# A little help?



## Kamon (Mar 27, 2009)

I have a 29gal glass tank that I plan to plant as soon as my eco complete substrate comes through the mail. It has a hood and cover with a 23'' long flourescent light. I do not know the wattage. It seems decently bright, though. However, I would feel more comfortable knowing how many watts I was using in my tank. I know some people use a hanging light fixture for their tanks. Is it possible to simply use my hood/cover with a 23'' light? If so, what are some good brands that can fit into my tank? 

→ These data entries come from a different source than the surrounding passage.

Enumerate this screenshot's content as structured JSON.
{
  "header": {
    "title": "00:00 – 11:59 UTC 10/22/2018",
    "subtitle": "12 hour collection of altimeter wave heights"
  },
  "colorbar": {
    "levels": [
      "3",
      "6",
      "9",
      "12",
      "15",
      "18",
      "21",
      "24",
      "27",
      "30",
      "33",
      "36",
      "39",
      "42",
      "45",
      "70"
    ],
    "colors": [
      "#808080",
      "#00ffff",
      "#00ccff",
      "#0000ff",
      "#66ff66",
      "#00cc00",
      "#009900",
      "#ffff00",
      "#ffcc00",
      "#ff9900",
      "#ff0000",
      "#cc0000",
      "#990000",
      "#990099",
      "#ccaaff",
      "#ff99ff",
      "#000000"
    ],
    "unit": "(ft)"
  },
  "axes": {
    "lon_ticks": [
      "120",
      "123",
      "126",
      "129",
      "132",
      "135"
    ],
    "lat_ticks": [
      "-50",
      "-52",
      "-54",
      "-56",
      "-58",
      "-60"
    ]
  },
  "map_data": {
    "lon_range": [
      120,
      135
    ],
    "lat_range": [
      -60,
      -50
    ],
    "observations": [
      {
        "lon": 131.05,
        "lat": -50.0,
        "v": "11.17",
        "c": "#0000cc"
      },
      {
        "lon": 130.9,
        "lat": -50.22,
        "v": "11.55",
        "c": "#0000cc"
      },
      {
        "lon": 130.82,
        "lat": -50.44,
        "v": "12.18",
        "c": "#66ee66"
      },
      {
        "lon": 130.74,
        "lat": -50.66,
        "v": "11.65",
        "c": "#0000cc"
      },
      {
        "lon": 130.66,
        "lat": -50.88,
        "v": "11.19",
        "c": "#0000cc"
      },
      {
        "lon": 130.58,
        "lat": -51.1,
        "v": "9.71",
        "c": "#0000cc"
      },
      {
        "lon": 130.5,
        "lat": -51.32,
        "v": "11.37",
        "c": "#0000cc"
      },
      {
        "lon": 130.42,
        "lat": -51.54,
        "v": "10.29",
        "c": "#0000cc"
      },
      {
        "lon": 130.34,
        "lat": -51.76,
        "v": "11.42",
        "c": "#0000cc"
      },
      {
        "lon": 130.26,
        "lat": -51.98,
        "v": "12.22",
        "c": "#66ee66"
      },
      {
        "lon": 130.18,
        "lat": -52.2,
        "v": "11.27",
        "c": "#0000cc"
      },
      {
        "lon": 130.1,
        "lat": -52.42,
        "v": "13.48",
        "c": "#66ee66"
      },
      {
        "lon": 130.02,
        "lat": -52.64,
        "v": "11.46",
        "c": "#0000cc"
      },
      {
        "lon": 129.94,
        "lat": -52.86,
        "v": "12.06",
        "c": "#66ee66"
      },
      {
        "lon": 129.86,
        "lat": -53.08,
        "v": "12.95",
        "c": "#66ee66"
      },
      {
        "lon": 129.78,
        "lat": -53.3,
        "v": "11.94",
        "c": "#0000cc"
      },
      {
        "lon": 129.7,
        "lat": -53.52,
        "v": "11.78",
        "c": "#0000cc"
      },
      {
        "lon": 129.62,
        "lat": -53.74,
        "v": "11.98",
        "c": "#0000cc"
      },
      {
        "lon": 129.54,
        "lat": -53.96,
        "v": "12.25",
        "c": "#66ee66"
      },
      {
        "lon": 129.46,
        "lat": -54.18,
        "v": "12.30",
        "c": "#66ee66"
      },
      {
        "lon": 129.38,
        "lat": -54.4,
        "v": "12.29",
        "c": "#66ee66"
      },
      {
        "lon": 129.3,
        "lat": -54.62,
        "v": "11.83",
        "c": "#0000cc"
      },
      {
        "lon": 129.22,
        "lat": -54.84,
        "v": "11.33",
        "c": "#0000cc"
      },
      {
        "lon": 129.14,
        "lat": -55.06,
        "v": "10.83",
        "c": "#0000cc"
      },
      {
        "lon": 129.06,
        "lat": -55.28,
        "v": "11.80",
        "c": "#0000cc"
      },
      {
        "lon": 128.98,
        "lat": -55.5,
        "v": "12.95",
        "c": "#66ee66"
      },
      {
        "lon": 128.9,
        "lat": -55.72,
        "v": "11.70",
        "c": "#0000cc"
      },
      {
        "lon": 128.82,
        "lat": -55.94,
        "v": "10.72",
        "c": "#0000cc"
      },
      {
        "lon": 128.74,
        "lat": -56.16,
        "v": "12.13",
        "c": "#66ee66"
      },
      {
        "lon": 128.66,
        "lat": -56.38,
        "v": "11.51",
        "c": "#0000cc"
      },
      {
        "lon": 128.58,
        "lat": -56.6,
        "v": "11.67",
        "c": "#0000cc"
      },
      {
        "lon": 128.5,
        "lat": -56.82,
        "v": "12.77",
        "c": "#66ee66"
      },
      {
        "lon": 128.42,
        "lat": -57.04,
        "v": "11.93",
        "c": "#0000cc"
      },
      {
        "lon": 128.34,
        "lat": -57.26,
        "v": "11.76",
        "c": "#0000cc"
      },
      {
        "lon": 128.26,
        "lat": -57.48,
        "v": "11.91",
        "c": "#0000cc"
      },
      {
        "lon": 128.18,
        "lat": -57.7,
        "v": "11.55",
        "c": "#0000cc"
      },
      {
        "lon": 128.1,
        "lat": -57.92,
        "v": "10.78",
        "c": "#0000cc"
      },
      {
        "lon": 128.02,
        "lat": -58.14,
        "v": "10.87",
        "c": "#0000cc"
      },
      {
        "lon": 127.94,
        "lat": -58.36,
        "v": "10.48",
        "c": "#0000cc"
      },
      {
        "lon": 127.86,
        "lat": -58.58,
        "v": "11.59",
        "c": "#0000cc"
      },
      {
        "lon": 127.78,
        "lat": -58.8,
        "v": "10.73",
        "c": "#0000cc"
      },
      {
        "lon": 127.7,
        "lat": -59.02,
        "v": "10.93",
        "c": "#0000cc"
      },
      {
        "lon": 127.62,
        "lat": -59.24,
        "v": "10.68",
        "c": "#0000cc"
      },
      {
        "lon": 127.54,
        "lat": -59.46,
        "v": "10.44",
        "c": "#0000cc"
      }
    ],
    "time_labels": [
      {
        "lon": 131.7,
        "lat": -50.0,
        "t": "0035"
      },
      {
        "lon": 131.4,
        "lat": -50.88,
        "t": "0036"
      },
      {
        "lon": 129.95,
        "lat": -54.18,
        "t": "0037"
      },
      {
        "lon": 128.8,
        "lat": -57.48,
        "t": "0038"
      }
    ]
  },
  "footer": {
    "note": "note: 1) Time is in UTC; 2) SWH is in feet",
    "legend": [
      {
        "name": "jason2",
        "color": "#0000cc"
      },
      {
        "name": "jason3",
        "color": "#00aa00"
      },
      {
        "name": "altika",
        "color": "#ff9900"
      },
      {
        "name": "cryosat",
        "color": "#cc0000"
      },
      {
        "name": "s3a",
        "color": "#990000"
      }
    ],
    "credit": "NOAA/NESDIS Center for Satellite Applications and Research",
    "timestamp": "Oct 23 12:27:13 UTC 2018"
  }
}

I appreciate any and all help!


----------



## Seattle_Aquarist (Mar 7, 2008)

Hi Kamon,

Most of the "standard" 30" fluorescent fixtures come with a 23" / 20 watt T12 bulb which work fine for viewing fish but are woefully inadequate for growing most aquatic plants. A 20 watt bulb gives you less than 1 watt per gallon (WPG) which will make it very difficult to grow anything except for possibly ones that require the lowest possible light such as mosses, Java ferns, and anubias. If you haven't read the "stickys" at the beginning of this forum start there.

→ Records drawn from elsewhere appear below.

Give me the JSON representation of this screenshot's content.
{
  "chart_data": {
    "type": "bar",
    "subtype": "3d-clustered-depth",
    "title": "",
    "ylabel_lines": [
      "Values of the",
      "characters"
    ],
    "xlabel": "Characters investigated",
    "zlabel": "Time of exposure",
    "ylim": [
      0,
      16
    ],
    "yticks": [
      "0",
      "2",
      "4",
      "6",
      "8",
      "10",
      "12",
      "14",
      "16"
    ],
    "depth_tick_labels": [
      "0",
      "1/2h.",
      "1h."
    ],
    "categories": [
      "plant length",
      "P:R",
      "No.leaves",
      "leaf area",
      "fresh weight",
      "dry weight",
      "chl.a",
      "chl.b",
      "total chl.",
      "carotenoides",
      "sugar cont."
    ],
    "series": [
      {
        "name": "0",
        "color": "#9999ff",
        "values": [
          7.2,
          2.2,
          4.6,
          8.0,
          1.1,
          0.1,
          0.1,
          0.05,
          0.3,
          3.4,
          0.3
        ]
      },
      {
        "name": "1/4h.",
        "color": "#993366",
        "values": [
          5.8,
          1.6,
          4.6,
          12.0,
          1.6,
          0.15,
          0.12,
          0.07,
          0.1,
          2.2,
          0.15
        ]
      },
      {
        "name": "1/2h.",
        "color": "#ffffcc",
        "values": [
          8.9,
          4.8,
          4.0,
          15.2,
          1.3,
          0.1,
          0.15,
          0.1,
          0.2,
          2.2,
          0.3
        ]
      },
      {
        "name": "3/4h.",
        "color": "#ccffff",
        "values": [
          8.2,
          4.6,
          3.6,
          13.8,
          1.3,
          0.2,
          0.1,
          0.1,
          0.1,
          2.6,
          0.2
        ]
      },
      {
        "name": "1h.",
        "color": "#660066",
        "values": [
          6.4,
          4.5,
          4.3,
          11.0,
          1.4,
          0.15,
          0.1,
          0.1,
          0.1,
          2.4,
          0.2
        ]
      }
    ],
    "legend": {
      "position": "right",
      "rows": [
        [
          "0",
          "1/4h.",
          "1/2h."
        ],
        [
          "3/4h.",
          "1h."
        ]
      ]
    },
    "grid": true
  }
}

If you want to grow plants that require more light start checking out your LFS, Craigslist, online suppliers, or Ebay for light fixtures that have use bulbs and/or higher wattages.

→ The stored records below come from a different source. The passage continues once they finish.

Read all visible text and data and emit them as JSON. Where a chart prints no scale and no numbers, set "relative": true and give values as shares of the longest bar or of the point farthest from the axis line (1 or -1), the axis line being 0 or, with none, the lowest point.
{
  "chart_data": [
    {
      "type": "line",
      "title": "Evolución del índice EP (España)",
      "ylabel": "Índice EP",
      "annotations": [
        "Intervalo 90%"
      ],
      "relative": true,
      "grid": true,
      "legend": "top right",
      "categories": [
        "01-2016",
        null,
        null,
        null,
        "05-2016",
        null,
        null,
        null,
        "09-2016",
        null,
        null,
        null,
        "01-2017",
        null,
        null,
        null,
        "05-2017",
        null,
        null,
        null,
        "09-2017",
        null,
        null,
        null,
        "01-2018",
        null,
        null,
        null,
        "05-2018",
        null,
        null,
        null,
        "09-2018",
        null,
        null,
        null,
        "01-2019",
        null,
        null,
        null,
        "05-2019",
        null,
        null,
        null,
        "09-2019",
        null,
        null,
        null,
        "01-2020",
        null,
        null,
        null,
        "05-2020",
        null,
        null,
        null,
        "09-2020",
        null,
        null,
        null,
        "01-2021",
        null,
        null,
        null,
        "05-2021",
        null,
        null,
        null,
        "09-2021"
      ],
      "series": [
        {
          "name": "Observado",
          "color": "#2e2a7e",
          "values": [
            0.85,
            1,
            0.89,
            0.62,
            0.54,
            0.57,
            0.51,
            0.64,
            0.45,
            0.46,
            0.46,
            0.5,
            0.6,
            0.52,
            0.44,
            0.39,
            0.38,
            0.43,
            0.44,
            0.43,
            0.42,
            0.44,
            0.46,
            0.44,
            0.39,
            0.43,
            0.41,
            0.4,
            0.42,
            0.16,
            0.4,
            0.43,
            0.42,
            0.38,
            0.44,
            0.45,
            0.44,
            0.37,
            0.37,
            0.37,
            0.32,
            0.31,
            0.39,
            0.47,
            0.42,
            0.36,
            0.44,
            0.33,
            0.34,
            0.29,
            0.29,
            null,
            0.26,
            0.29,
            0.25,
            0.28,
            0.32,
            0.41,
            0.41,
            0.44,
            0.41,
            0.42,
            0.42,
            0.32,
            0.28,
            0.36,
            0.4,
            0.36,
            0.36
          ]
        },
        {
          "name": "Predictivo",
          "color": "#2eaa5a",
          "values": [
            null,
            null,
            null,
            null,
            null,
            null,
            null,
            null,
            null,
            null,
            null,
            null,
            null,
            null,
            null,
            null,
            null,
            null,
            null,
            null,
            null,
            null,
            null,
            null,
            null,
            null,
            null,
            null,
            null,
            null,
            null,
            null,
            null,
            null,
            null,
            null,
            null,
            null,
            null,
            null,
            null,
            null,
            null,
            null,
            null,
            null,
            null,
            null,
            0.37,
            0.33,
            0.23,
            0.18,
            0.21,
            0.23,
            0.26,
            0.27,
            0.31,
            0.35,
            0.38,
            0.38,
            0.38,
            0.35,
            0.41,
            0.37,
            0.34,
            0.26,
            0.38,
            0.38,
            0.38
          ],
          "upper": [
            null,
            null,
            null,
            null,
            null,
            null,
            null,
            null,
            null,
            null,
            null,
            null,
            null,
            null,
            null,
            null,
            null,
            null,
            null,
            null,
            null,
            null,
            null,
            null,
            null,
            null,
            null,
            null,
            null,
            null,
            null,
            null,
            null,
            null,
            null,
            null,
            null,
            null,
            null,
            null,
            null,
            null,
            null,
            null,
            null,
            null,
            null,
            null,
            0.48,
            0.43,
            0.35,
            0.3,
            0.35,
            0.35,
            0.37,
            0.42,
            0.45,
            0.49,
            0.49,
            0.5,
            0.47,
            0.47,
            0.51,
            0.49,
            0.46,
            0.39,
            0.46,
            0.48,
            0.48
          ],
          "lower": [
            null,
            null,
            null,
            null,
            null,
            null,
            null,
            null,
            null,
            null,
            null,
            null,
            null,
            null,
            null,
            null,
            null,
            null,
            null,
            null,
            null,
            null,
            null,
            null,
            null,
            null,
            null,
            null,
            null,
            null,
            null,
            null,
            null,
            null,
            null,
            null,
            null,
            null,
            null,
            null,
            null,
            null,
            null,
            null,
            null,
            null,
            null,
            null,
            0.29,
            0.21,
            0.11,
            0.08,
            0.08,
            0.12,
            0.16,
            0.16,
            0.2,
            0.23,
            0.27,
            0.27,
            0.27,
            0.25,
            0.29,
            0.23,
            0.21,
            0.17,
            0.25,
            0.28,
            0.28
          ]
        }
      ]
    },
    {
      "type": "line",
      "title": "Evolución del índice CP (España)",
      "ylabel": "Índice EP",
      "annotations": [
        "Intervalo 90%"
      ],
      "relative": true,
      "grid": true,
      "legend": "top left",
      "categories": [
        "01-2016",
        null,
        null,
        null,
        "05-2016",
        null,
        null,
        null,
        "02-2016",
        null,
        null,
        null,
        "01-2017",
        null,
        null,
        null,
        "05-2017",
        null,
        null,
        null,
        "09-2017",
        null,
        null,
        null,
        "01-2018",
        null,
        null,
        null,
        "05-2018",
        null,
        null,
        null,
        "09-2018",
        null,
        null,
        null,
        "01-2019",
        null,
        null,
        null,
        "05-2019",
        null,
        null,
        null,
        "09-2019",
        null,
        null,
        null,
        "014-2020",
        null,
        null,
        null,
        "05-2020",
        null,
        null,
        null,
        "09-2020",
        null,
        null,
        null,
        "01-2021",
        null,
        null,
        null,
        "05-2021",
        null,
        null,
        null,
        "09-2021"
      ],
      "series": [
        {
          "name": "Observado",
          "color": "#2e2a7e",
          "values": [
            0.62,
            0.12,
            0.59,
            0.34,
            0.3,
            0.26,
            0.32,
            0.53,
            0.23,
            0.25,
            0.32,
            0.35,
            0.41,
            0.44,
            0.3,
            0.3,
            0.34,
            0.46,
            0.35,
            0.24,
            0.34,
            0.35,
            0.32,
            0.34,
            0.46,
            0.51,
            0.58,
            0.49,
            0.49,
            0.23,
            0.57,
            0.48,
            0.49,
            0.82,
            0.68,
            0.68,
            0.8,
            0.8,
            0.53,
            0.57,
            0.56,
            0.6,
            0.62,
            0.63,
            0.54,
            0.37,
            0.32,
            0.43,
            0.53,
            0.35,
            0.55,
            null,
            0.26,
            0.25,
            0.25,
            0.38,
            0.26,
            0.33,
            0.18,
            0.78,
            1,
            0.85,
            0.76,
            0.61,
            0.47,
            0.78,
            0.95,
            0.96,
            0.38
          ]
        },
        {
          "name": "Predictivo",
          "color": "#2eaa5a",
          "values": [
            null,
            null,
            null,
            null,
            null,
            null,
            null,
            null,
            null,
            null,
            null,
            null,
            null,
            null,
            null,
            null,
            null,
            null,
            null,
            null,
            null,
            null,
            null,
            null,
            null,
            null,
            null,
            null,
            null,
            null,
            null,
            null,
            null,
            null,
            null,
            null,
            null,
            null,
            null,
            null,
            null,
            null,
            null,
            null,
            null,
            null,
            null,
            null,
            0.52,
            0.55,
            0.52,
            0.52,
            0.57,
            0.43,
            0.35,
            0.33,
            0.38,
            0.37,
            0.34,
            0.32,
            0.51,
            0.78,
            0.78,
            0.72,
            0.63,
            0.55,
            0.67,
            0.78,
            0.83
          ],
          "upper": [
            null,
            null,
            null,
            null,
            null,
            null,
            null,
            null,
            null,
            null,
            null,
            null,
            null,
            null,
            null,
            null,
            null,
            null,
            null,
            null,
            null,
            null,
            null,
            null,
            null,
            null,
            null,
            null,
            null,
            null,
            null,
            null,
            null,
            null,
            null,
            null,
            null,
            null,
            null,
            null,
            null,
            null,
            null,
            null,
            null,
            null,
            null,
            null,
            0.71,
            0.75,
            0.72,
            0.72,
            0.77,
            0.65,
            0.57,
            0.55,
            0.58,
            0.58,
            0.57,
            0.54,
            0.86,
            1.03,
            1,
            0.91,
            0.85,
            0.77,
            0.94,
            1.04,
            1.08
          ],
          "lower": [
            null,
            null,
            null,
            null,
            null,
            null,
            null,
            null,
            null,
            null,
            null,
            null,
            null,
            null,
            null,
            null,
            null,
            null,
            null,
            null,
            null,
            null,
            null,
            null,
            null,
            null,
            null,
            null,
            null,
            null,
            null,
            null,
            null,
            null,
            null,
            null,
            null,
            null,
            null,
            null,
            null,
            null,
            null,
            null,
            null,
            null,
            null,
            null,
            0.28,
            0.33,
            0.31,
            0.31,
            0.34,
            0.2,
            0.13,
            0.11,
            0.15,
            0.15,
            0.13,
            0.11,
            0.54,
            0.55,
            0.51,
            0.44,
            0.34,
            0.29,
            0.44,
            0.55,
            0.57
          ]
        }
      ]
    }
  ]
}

I first decided on the plants I wanted to grow, then bought the equipment I need to meet the requirements of the plants.


----------



## Kamon (Mar 27, 2009)

So, what you're saying is that there aren't any 23'' lights that can grow plants well that would fit into my hood?


----------



## Seattle_Aquarist (Mar 7, 2008)

Hi Kamon,

No, what I said was the 23" bulb that you have in your hood is probably rated 20 watts and that you may be able to grow low light plants with it.

Maybe something like this would work for you. http://www.aquariumguys.com/aqualight5.html You may also be able to retrofit your existing fixture to handle power compact bulbs with a kit from AH Supply http://www.ahsupply.com/36-55w.htm. Send Kim at email at AHS, give him the information about your fixture, and he will let you know if yours can be retrofitted. Hope this helps!


----------



## Kamon (Mar 27, 2009)

The $82 seems a little much for a light . Is there not anything cheaper?


----------



## Kamon (Mar 27, 2009)

Can anyone reccommend any cheaper alternatives?


----------



## king oz (Jun 27, 2007)

thats really not that bad a deal you can look up rerofits but then you dont get the cool fixture just guts and they have to be mounted


----------



## Kamon (Mar 27, 2009)

The more I read the more I find out that it isn't such a bad deal. I'll think about it. I wouldn't mind doing a diy project, though.


----------



## Seattle_Aquarist (Mar 7, 2008)

Hi Kamon,

I did a bunch of research before I started on this adventure. I decided to go with AHS for my tanks and DIY enclosures. Not only did I end up with great lights and bulbs but I know how to fix them if I ever have a problem. I called and talked with Kim at AHS before I purchased. He is a great guy, asked me what kinds of plants I wanted to grow, and made commendations based upon my tank size and plant choices. It's been a year and I could not be happier.


----------



## king oz (Jun 27, 2007)

good lighting will take you sooo much farther you wont be disappointed, you might look into co2 aswell if your not already using it.


----------



## dj2606 (Oct 15, 2008)

this is what i use. I have 2 of these fixtures on my 29g and even considering adding a third to help my hc
http://www.bigalsonline.com/StoreCa...ght30?&query=coralife+f/w&queryType=0&offset=


----------